Under the Spark model, variant datasets are internally broken up into chunks called partitions which can be persisted on disk or cached in memory; see the Spark programming guide for details.
Since the number of partitions and persistence level can significantly affect performance, we’ve added a sparkinfo command to print this information to the screen. We’ve also added automatic logging of this information just before any command that requires a variant dataset in state.

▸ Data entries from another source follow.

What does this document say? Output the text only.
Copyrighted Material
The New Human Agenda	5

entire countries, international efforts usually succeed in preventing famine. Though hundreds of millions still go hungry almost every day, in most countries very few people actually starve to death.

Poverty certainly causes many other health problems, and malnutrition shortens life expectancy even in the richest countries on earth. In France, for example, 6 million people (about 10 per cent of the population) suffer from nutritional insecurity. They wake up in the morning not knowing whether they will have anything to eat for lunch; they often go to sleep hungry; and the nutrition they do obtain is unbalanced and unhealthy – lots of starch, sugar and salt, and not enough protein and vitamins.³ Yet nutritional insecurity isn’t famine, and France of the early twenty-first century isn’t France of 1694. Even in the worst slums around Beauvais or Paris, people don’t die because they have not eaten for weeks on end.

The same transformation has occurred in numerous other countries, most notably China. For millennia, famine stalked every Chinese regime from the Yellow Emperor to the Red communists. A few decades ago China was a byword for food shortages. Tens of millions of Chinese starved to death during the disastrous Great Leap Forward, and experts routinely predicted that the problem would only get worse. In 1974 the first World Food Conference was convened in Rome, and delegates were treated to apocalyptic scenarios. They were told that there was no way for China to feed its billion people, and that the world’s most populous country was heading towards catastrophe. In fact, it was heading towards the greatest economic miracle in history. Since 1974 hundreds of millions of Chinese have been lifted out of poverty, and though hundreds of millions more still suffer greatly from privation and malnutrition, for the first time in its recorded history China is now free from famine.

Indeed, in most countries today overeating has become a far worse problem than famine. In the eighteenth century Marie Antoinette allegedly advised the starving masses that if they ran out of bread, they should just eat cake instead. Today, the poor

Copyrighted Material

For example, after running
hail \
importvcf -i src/test/resources/sample.vcf \
repartition -n 4 \
splitmulti \
cache \
pca -k 2 -s 'sa.pc' \
write -o sample.vds
running grep 'sparkinfo' hail.log
on the command line returns
2016-11-02 14:28:35 INFO Hail:256 - sparkinfo: repartition, 1 partitions, NONE
2016-11-02 14:28:35 INFO Hail:256 - sparkinfo: splitmulti, 4 partitions, NONE
2016-11-02 14:28:35 INFO Hail:256 - sparkinfo: cache, 4 partitions, NONE
2016-11-02 14:28:35 INFO Hail:256 - sparkinfo: pca, 4 partitions, MEMORY_ONLY
2016-11-02 14:28:36 INFO Hail:256 - sparkinfo: write, 4 partitions, MEMORY_ONLY
To control these values, use the repartition, cache, and persist commands.